Nasdaq eyes move into TSX's backyard In talks with OSC Peter Fitzpatrick Financial Post
Wednesday, February 19, 2003 CREDIT: Peter Redman, National Post Helen Kearns, president of Nasdaq Canada, said "we are working with the OSC to determine how best to come into Ontario through the front door with regulatory recognition."
Nasdaq Canada has begun talks with the Ontario Securities Commission about setting up its trading system in the province as early as this year.
Helen Kearns, president of Nasdaq Canada, said yesterday the arm of the giant U.S. electronic exchange is in discussions with the OSC about how it would be regulated and will soon seek public comments.
"We're working with the OSC to determine how best to come into Ontario through the front door with regulatory recognition," she said at the Securities Superconference in Toronto.
"We're working very hard to get their agreement on what the appropriate recognition model for Nasdaq Canada is."
Nasdaq began operating in Quebec in November 2000 and currently has 11 member firms who trade directly on the exchange using trading desk terminals.
Although its growth has been much slower than anticipated and its ambitions pared back, the exchange offers a potential rival to the TSX Group Inc., which owns Canada's two stock exchanges.
Eric Pelletier, a spokesman for the OSC, confirmed the regulator is in "early stage" talks with Nasdaq.
"You want to make sure you're fostering efficient markets on one hand but that you also have appropriate protections for investors," he said.
The main stumbling block is regulating the exchange.
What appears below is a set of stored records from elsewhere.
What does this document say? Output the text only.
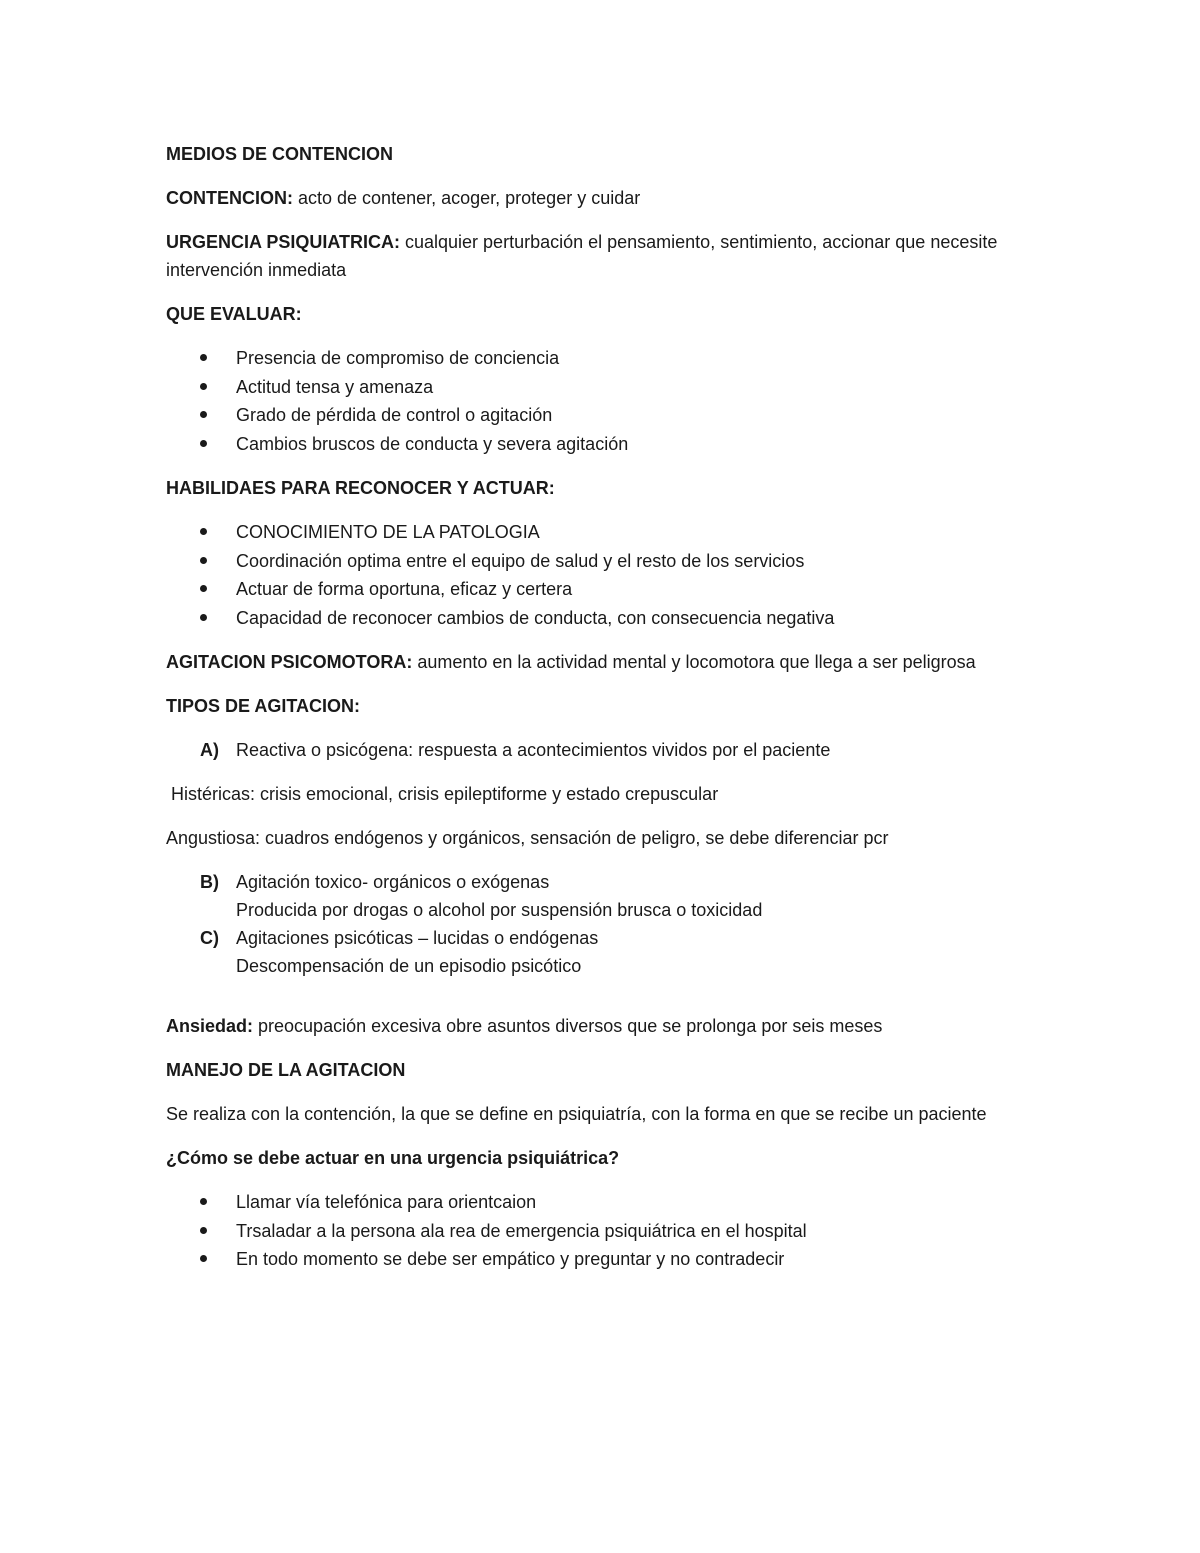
MEDIOS DE CONTENCION

CONTENCION: acto de contener, acoger, proteger y cuidar

URGENCIA PSIQUIATRICA: cualquier perturbación el pensamiento, sentimiento, accionar que necesite intervención inmediata

QUE EVALUAR:

Presencia de compromiso de conciencia
Actitud tensa y amenaza
Grado de pérdida de control o agitación
Cambios bruscos de conducta y severa agitación

HABILIDAES PARA RECONOCER Y ACTUAR:

CONOCIMIENTO DE LA PATOLOGIA
Coordinación optima entre el equipo de salud y el resto de los servicios
Actuar de forma oportuna, eficaz y certera
Capacidad de reconocer cambios de conducta, con consecuencia negativa

AGITACION PSICOMOTORA: aumento en la actividad mental y locomotora que llega a ser peligrosa

TIPOS DE AGITACION:

A) Reactiva o psicógena: respuesta a acontecimientos vividos por el paciente

Histéricas: crisis emocional, crisis epileptiforme y estado crepuscular

Angustiosa: cuadros endógenos y orgánicos, sensación de peligro, se debe diferenciar pcr

B) Agitación toxico- orgánicos o exógenas
Producida por drogas o alcohol por suspensión brusca o toxicidad
C) Agitaciones psicóticas – lucidas o endógenas
Descompensación de un episodio psicótico

Ansiedad: preocupación excesiva obre asuntos diversos que se prolonga por seis meses

MANEJO DE LA AGITACION

Se realiza con la contención, la que se define en psiquiatría, con la forma en que se recibe un paciente

¿Cómo se debe actuar en una urgencia psiquiátrica?

Llamar vía telefónica para orientcaion
Trsaladar a la persona ala rea de emergencia psiquiátrica en el hospital
En todo momento se debe ser empático y preguntar y no contradecir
While members would be located in Canada and under local jurisdiction, the exchange itself is based in the U.S.
Although Nasdaq won recognition from the Quebec government to operate elsewhere in the country it would need the approval of both the various securities commissions and the Investment Dealers Association of Canada, which does not have jurisdiction in Quebec.
"If the commissions were to recognize them as a stock market, who would regulate them? That becomes the question for us and we would assume we would and they might propose the NASD regulate them," said Paul Bourque, vice-president of member regulation at the IDA.
Reaching an agreement with the OSC and the IDA would create a template for Nasdaq Canada to spread nationally and Ms. Kearns said the company has spoken to other provinces.
Noting that more than $10-billion in Nasdaq stock trading each month originates in Canada, Ms. Kearns said providing direct access to Nasdaq would benefit the Canadian securities industry and consumers. At present, firms outside Quebec must either set up U.S.-based affiliates or form alliances with U.S. dealers to trade stocks for them, she said.
"This creates higher costs, more delay and less client protection," she said.
Still, Nasdaq has not had overwhelming success expanding in either Canada or around the world.
Its much-hyped plan to create a global network with round-the-clock trading was dealt a setback when it closed Nasdaq Japan last year, a victim of the technology and economic meltdown.
Although it recently signed a five-year deal recommitting itself to the Quebec market, the company has made slow progress, growing only to 11 from the original 10 member firms. It recently returned $12-million in provincial grants because it did not meet targets and it has quietly dropped plans to begin trading in Canadian dollars to focus instead on recruiting new members.
Three people working in the Montreal securities business, including a broker, analyst and money manager seemed only dimly aware Nasdaq Canada was even running when contacted yesterday. However one user lauded the system.
"It's a big plus for us basically to have direct access to the market and it also allows us to be licensed in the U.S. and we've opened a couple branches in the U.S. side for our institutional trading," said Pierre-Louis Robichaud, vice-president of trading at Desjardins Securities Inc.